Alternatively, a company having a good working capital shows healthy signs as it goes to show that it would be able to make its payments on time.

X2 (Retained Earnings/Total Assets): Retained Earnings refers to the profits of the previous years that are not distributed to the shareholders as dividends. A high amount of retained earnings shows that the company has sufficient funds to fall back on. In case of losses for a short period also the company would not fall into a bad financial crisis situation. On the other hand, low retained earnings shows that any kind of loss can throw things off balance, as the company does not have sufficient funds to fall back on.
X3 (Earnings before Interest and Taxes/Total Assets): This ratio indicates the firm’s earning potential. EBIT refers to earnings before interest and taxes and this shows the income or the earnings of the company which is to be distributed between three major groups namely, the shareholders (in the form of dividends), the creditors (as principal and interest) and to the government in the form of taxes.
X4 (Market Value of Equity/Book Value of Total Liabilities): Market value of Equity or market capitalization is a ratio to determine the market value or the value of the firm in the stock market. In case of the firm going bankrupt the market value of its share is going to dip drastically, thus, a high market value indicated the public confidence in the financial position of the company.
If a stock has a high market value then in case of any financial crisis, issuing more shares and generating money from the market would not be an issue for the company. A further issue would benefit the creditors as they are now sure that the company is in a position to repay their money but on the other hand this would reduce the earnings of the existing shareholders.

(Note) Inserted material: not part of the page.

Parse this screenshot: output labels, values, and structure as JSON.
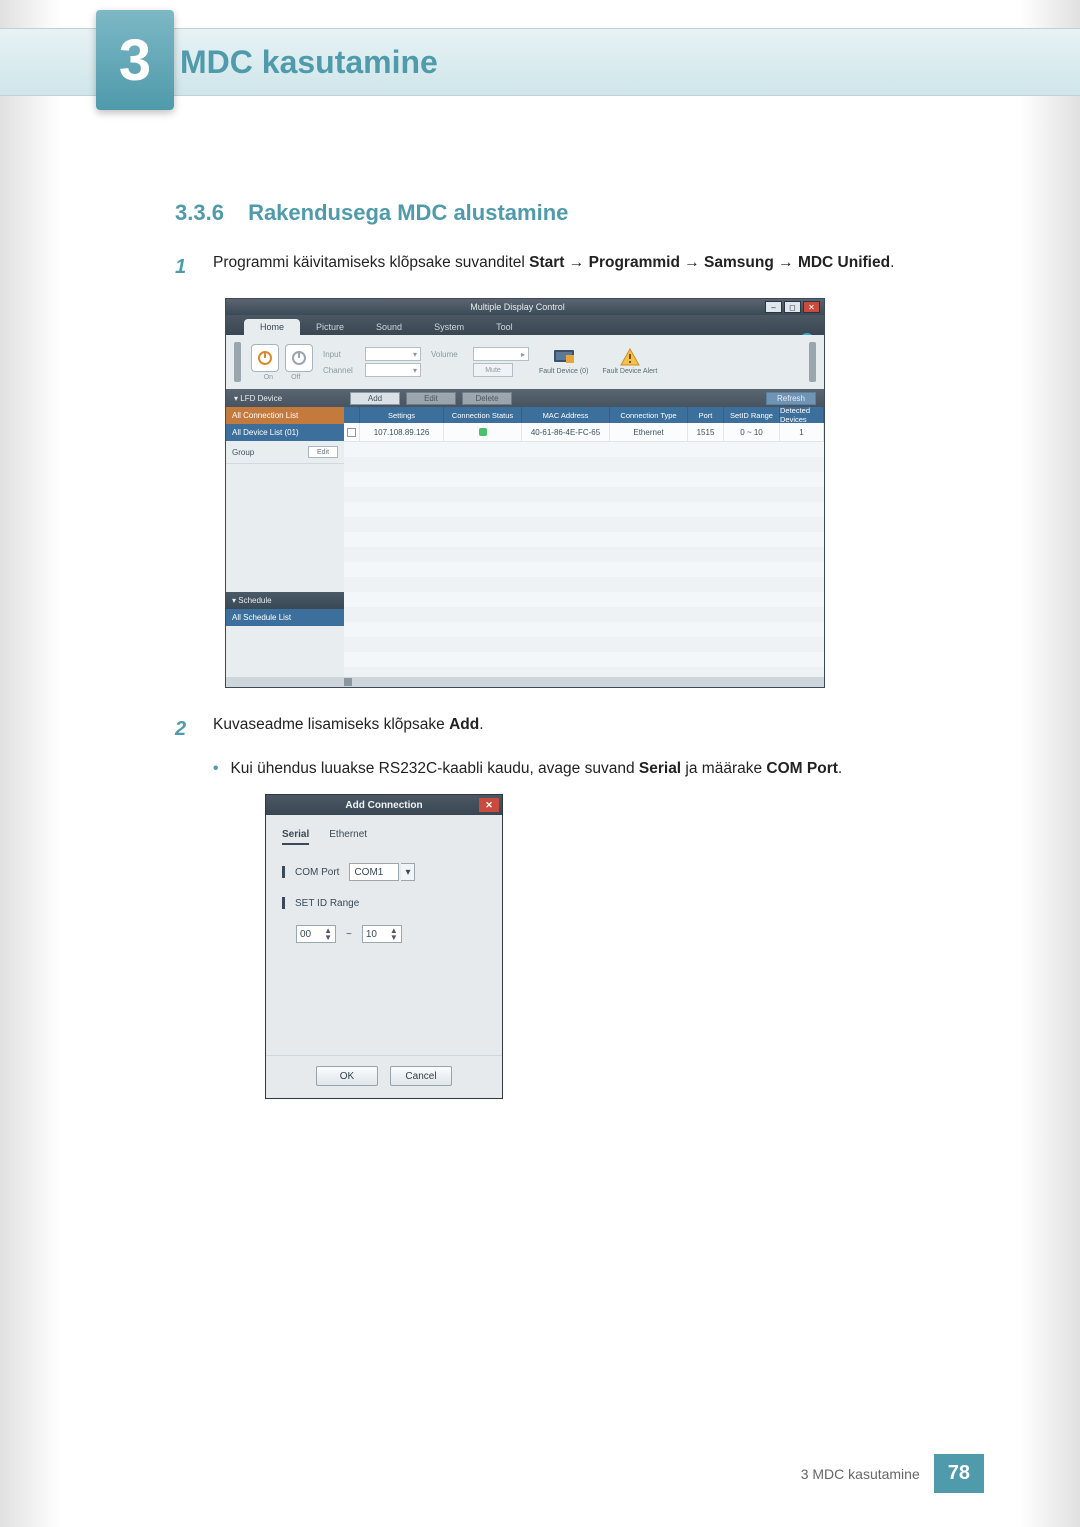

X5 (Sales/Total Assets): This ratio is known as asset turnover ratio and is an indicator of how efficient the company is in using its assets and thus, generating income or sales.
Unreliable Books

The Z-score can be affected by situations where the books of the company are not maintained accurately or properly. Like for example, in the case of “WorldCom” the management of the company made a mistake and ended up recording few billions as capital expenditure when it had to actually figure under the heading of “operating expenses”.

Such an entry in the books would have two significant effects; it would result in overstating the assets of the company and also overstating the earnings. The X3 ratio would be affected by the overstated earnings whereas on the other hand the ratios like X1, X2 and X5 would be affected by overstated assets. These accounting problems will lead to a situation of lowering the Z-score of the company.

Testing the condition with WorldCom

The applying of the Z-score model on the WorldCom Company for the years 1999, 2000 and 2001 goes to show that the Z-score of WorldCom has been falling rapidly. This goes to show how the accounting abnormalities can adversely affect the Z-score.

A Test Using WorldCom


Edward Altman’s model is very different from the initial studies made, which were based all on a single ratio. His Z-score model that he developed is a comprehensive study that involves conclusions drawn on the basis of five ratios.

The five ratios study the various aspects of the company and are good indicators of the company’s financial condition and are thus, useful in predicting bankruptcy. At the time there were several doubts and queries regarding the effectiveness of the Z-score model in being able to predict bankruptcy.

There were several other models that were proposed by experts in the field like Fischer Black, Myron Scholes, Robert Merton and the like. Although there was several other models proposed yet the Z-score model proposed by Edward Altman continues to remain the best-tried and tested formula for ascertaining the credit worthiness of the company.